Swim with piranhas only when needed
My latest Clinical Trial, at this time, does not seem to be working. I still think I chose the best one, and time will tell. . . but I'm losing confidence in this cure.
My North Carolina doctor for the first time this week seemed to be working to help keep me in the clinical trial.  A refreshing perspective, after the most recent visit, where she mentioned "other treatments" if this trial didn't work.  "Other treatments? I'd like to see those!" I laughed, knowing that there were no more treatments that she could offer.
The doctor laughed too, along with me. (are you laughing with me or at me?)
End of topic.  
And, also, end of my already-challenged confidence in this doctor.
My brain is already starting to put North Carolina into a surrealism category.
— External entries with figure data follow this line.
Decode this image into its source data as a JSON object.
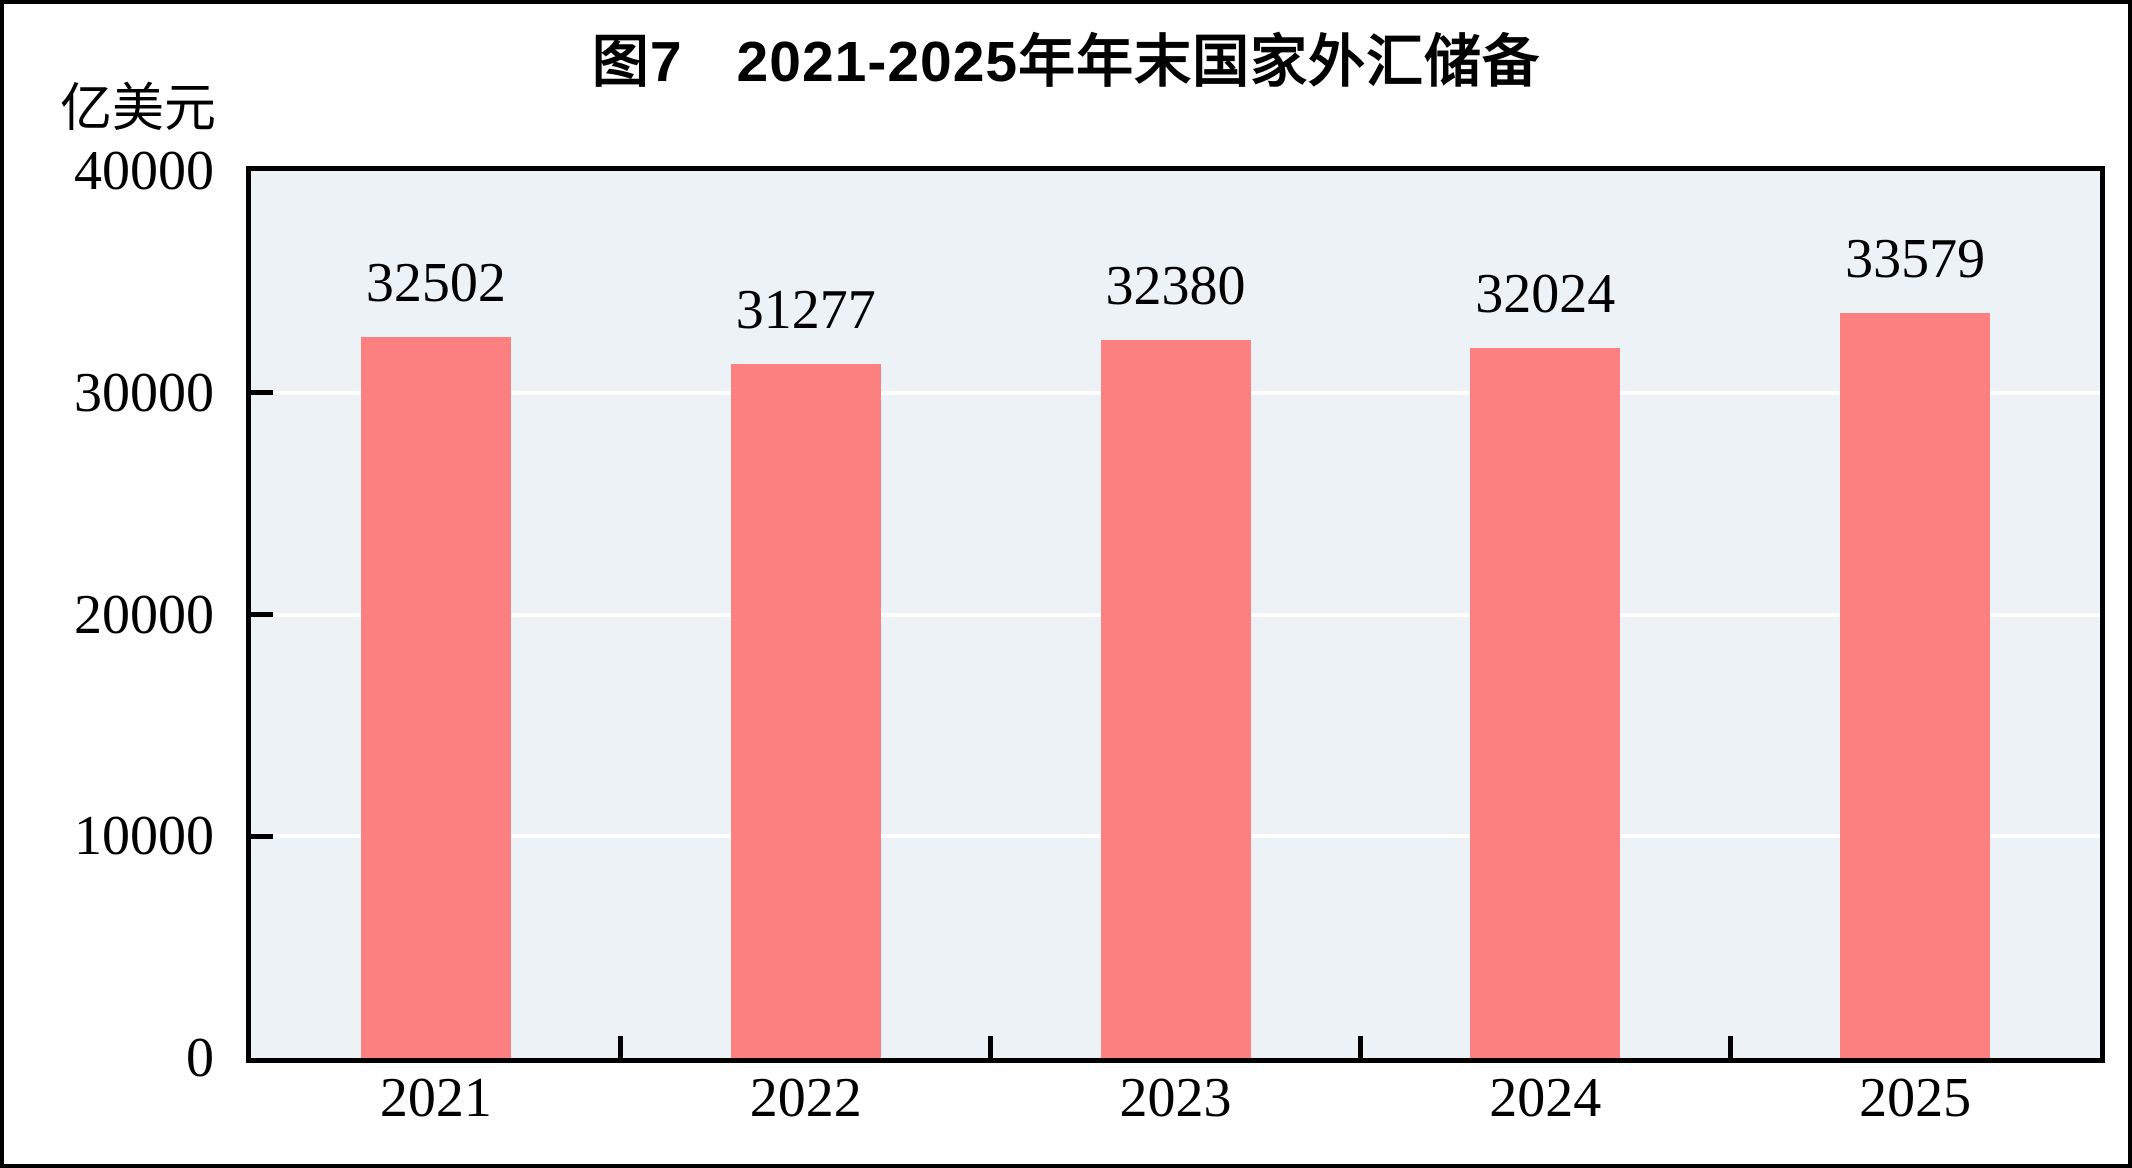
{
  "figure": {
    "label": "图7",
    "title": "2021-2025年年末国家外汇储备"
  },
  "y_axis": {
    "unit": "亿美元",
    "tick_labels": [
      "0",
      "10000",
      "20000",
      "30000",
      "40000"
    ]
  },
  "chart_data": {
    "type": "bar",
    "title": "图7 2021-2025年年末国家外汇储备",
    "categories": [
      "2021",
      "2022",
      "2023",
      "2024",
      "2025"
    ],
    "values": [
      32502,
      31277,
      32380,
      32024,
      33579
    ],
    "data_labels": [
      "32502",
      "31277",
      "32380",
      "32024",
      "33579"
    ],
    "xlabel": "",
    "ylabel": "亿美元",
    "ylim": [
      0,
      40000
    ],
    "yticks": [
      0,
      10000,
      20000,
      30000,
      40000
    ],
    "grid": true,
    "legend": "none",
    "colors": {
      "bar": "#fc8080",
      "plot_background": "#ecf2f6",
      "gridline": "#ffffff",
      "axis": "#000000",
      "text": "#000000"
    }
  }
}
It's a helpful step.

My doctor at the University of Virginia would not have laughed, she would have discussed any possible alternative treatments with me immediately. In fact, she already did, months ago. And even if there were no more treatments available, laughing would NEVER have been an appropriate response for her, no matter whether I laughed, as is my personal approach to it all, or not.  
My UVA doctor does laugh and smile a lot, with me, at appropriate times and subjects.  
The "hahaha there's no cure but I can laugh with you on that one"  is completely left to North Carolina medicine. UVA abandoned that approach many years ago (Perhaps with Jefferson? Or when Poe was a student?). 

How could you just drive by?
 I never knew about chasing waterfalls until I took this photo on my way back home from UVA, and I four-wheeled up the back roads to find its source.  I was alone. My family would never have agreed to the waterfall hunt, and only half of my friends would. . .


I'm not in remission, my tumors are growing, but for now it feels as if my cancer is gone. 
Or rather, it feels like it's something I don't really have to deal with for now. A stock-still stream if you ignore the rapids. But some of us, for some reason, need to feel ALL of it.

Oh no, is this like that scene in Verdi's La Traviata where she sings "Spasmodia Arrette!" , wrongly believing in the disease-signature last burst of energy before she keels over from consumption?   Awk!

(Note to Self: Buy a cool white flowy nightie as seen in Zeffirelli movie version of L.T. to ensure beauty during swan song, versus dying in present scruffy nightwear).